Chronique

Airelle Besson / Nelson Veras

Prélude

Airelle Besson (tp), Nelson Veras (g)

Label / Distribution : Naive

Chaque note, chaque mesure de Prélude semble être choisie et jouée – mieux vaudrait dire formulée – avec une attention extrême. Ainsi est-on saisi, tout au long des dialogues incessants entre Airelle Besson et Nelson Veras, par une beauté discrète mais intense qui se prolonge après l’écoute, comme si désormais demeurait en nous, et pour longtemps, quelque chose de merveilleux.

Cette suite de onze duos trompette / guitare s’écoute d’emblée comme on entendrait, en son for intérieur, tout en le lisant, un recueil de poésie. Les deux musiciens ne s’adressent pas seulement à nous par des des mélodies, des harmonies - ce qui, en apparence, fait la musique - mais aussi par des mots, ceux que l’on prononce, ceux que l’on écrit, les chants de l’écriture poétique elle-même. Car ce que l’on perçoit dans les entrelacs de ces instruments si rarement réunis, ce sont les souffles, les sentiments - l’origine de la poésie comme de la musique.

Chaque titre est le fruit d’une attention, d’une expression et d’une sensibilité exceptionnelles, tant chez la trompettiste, une des plus talentueuses que le monde du jazz nous ait données depuis longtemps, que chez ce guitariste chez qui tout effet est banni au profit d’une extrême délicatesse et d’un jeu impressionniste aussi émouvant que réjouissant. Il faut dire combien l’art d’Airelle Besson (sa technique, ses compositions, toute sa façon de s’exprimer) porte au plus haut ce que l’on peut espérer de la musique. Ses climats clairs, transparents, se font parfois ombrageux ou hésitants, comme la vie, peut-être parce qu’ils expriment un intime qui n’appartient qu’aux musiciens mais est en même temps une part de nous-mêmes.

Airelle Besson fait l’unanimité depuis qu’elle est apparue sur scène au début des années 2000. Elle a travaillé avec Wynton Marsalis avant de former avec Sylvain Rifflet l’excellent RockingChair (chroniqué deux fois par Citizen Jazz). Puis elle a joué avec Charlie Haden, Michel Portal, Riccardo Del Fra (My Chet My Song, où elle excelle également), Youn Sun Nah, Philip Catherine, Billy Hart, Rhoda Scott, Didier Levallet, John Abercrombie, Alain Jean-Marie, l’ONJ, Joël Allouche… En 2008 elle obtient le premier prix de groupe au Concours National de la Défense, puis un Django d’or dans la catégorie « Nouveau talent. » Quant à Nelson Veras, il n’est pas en reste de références prestigieuses : Michel Petrucciani, Brad Mehldau, Steve Coleman, Mark Turner, et en France Eric Le Lann, Daniel Humair, Aldo Romano et bien d’autres.

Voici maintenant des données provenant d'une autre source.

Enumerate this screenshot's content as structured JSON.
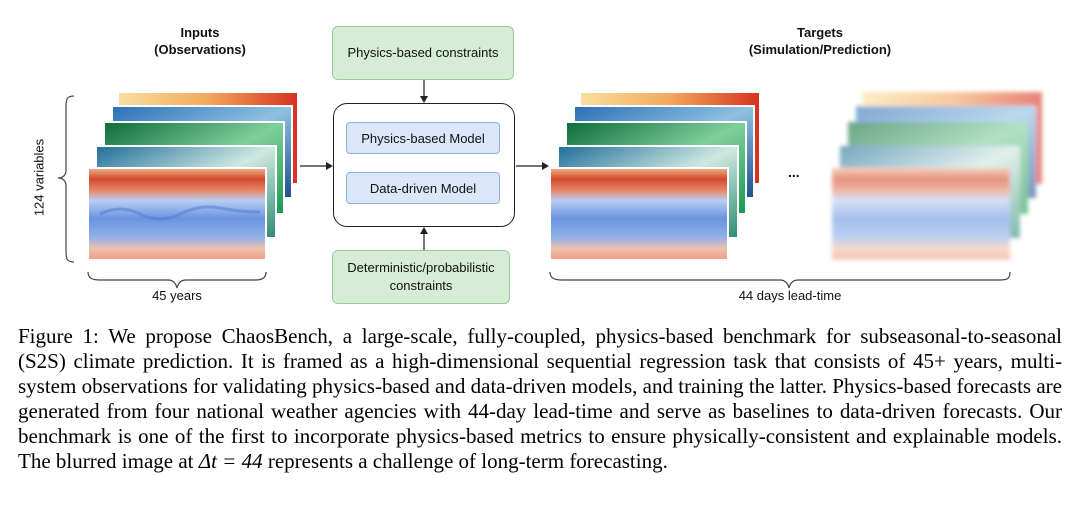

Tous deux auraient pu enregistrer un excellent disque. Ils ont fait bien davantage. Ces thèmes - un somptueux « Body And Soul » et des compositions originales semées de citations, signées de l’un et de l’autre - constituent une œuvre très singulière, incomparable. Loin de tous les sentiers battus, ils ouvrent avec ce Prélude une voie d’une rare splendeur.